Margot Robbie plays Catherine ‘Cathy’ Earnshaw alongside Jacob Elordi as Heathcliff in Emerald Fennell’s take on Emily Brontë’s classic.
Emerald Fennell’s take on Emily Brontë’s classic novel Wuthering Heights has been controversial ever since it was announced, and now the film itself is here, expect to witness plenty of heated debates and outrage about it!
Similar to the 1847 novel, “Wuthering Heights” – with deliberate quotation marks – follows Catherine Earnshaw, who is raised by her alcoholic father (Martin Clunes) alongside a young boy named Heathcliff, whom he informally adopted.
Cathy and Heathcliff (played by Charlotte Mellington and Owen Cooper at the start) love each other deeply and assume that they will end up together.
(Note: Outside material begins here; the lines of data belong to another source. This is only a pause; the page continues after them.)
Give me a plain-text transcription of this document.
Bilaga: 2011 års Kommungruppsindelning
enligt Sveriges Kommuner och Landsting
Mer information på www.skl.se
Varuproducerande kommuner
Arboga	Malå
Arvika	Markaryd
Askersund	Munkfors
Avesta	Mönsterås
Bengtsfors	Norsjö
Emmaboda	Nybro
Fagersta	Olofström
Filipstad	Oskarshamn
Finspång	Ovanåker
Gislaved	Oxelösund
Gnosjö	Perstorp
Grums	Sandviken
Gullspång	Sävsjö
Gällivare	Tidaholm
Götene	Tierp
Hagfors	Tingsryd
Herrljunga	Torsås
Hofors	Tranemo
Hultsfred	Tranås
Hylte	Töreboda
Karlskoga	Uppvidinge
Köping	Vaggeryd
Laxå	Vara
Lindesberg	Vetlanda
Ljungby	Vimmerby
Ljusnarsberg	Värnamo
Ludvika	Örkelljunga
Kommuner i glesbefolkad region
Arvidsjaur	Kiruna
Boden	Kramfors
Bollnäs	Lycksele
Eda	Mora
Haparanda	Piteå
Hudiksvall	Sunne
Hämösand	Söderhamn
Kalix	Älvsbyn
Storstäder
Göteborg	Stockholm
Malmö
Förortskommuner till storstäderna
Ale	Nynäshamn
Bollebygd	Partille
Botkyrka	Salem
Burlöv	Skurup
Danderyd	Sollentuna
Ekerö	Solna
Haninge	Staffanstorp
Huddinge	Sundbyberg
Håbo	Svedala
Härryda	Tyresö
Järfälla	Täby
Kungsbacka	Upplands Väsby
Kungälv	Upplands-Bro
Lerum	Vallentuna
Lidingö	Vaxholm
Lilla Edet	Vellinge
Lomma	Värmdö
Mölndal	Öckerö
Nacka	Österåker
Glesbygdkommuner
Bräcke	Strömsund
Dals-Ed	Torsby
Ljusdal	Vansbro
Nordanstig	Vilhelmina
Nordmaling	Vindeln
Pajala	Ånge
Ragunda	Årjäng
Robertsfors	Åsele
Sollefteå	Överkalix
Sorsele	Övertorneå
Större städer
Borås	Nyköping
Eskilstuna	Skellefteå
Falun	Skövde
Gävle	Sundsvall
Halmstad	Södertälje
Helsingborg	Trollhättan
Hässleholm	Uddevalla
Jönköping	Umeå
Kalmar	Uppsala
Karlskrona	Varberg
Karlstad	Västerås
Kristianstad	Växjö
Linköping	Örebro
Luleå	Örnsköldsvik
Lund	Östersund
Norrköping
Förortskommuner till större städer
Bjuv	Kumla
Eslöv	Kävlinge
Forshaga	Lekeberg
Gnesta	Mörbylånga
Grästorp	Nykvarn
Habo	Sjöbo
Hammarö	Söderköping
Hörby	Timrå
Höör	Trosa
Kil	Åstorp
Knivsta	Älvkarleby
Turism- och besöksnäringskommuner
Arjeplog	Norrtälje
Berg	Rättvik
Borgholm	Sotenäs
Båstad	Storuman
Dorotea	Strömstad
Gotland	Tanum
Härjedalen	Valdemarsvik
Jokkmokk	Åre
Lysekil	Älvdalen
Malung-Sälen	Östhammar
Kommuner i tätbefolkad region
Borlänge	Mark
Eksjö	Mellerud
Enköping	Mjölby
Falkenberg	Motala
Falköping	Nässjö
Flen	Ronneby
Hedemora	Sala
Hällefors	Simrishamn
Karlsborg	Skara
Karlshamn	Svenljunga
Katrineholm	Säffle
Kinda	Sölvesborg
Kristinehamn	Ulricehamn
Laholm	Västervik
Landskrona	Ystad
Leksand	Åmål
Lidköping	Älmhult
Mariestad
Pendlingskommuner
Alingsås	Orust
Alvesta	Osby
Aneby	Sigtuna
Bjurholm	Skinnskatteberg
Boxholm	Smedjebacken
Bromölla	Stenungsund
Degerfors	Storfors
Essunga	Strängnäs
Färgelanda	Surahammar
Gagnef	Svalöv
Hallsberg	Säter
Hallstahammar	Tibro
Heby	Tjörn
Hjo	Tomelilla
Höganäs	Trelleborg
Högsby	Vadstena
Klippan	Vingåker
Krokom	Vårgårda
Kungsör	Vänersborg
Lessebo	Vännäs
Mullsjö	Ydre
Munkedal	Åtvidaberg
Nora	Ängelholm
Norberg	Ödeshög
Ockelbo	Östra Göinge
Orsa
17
But reality hits them as adults (now Margot Robbie and Jacob Elordi) when Cathy realises that she will have a better life with her wealthy neighbour Edgar Linton (Shazad Latif), even though she loves Heathcliff.
Angered by her accepting Linton’s proposal, Heathcliff leaves the Yorkshire Moors and doesn’t return for years.
When he makes his grand comeback, he is now mysteriously wealthy and dressed like a gentleman, and Cathy’s commitment to Linton is tested by Heathcliff’s presence and their mutual obsession and possessiveness.
Fans of the classic novel may not be happy with this adaptation because it tells only a small portion of the story, removes characters and may feel incomplete.
However, Fennell has made it clear that this is her interpretation of the story based on her experience reading it for the first time when she was 14.
It was never going to be a loyal adaptation and people should not go into the film expecting such.
Those who go in with an open mind will find plenty to enjoy, from the bold, colourful and inventive costume and set designs (although they are historically inaccurate), the score and the beautiful cinematography.
But unfortunately, it is a classic case of style over substance. It is aesthetically sensational but narratively lacking, unable to reach the emotional depth it’s striving for.
It’s not completely emotionally hollow, because certain scenes achieve the right register (such as the final act), but others fall a bit flat.
“Wuthering Heights” has been widely marketed as a raunchy, sexed-up version of the book, but it’s not as saucy as you’ve been led to believe. There are sex scenes but these are tame, unremarkable and feature no nudity.
The eroticism comes more from the sexual tension and looks of yearning and lust, which Elordi does more effectively than Robbie, and the weird, provocative imagery.
Robbie is not completely convincing as Cathy and can’t match Elordi’s smouldering looks of passion, burning desire and hatred. She does well with testing him and defying him, trying to make him vulnerable, but she isn’t fully believable when she says she loves him.
The support cast shines the most, from Hong Chau as Cathy’s maid Nelly Dean and Alison Oliver as Linton’s sweet ward Isabella. She steals every scene she’s in and is surprisingly very funny.
“Wuthering Heights” is not perfect, but it’s also not the complete disaster some have proclaimed it to be. It is a technical, visual triumph and Fennell has once again created a provocative film that will get people talking.
However, this is weaker than Promising Young Woman and Saltburn, and perhaps she is better suited to telling original stories.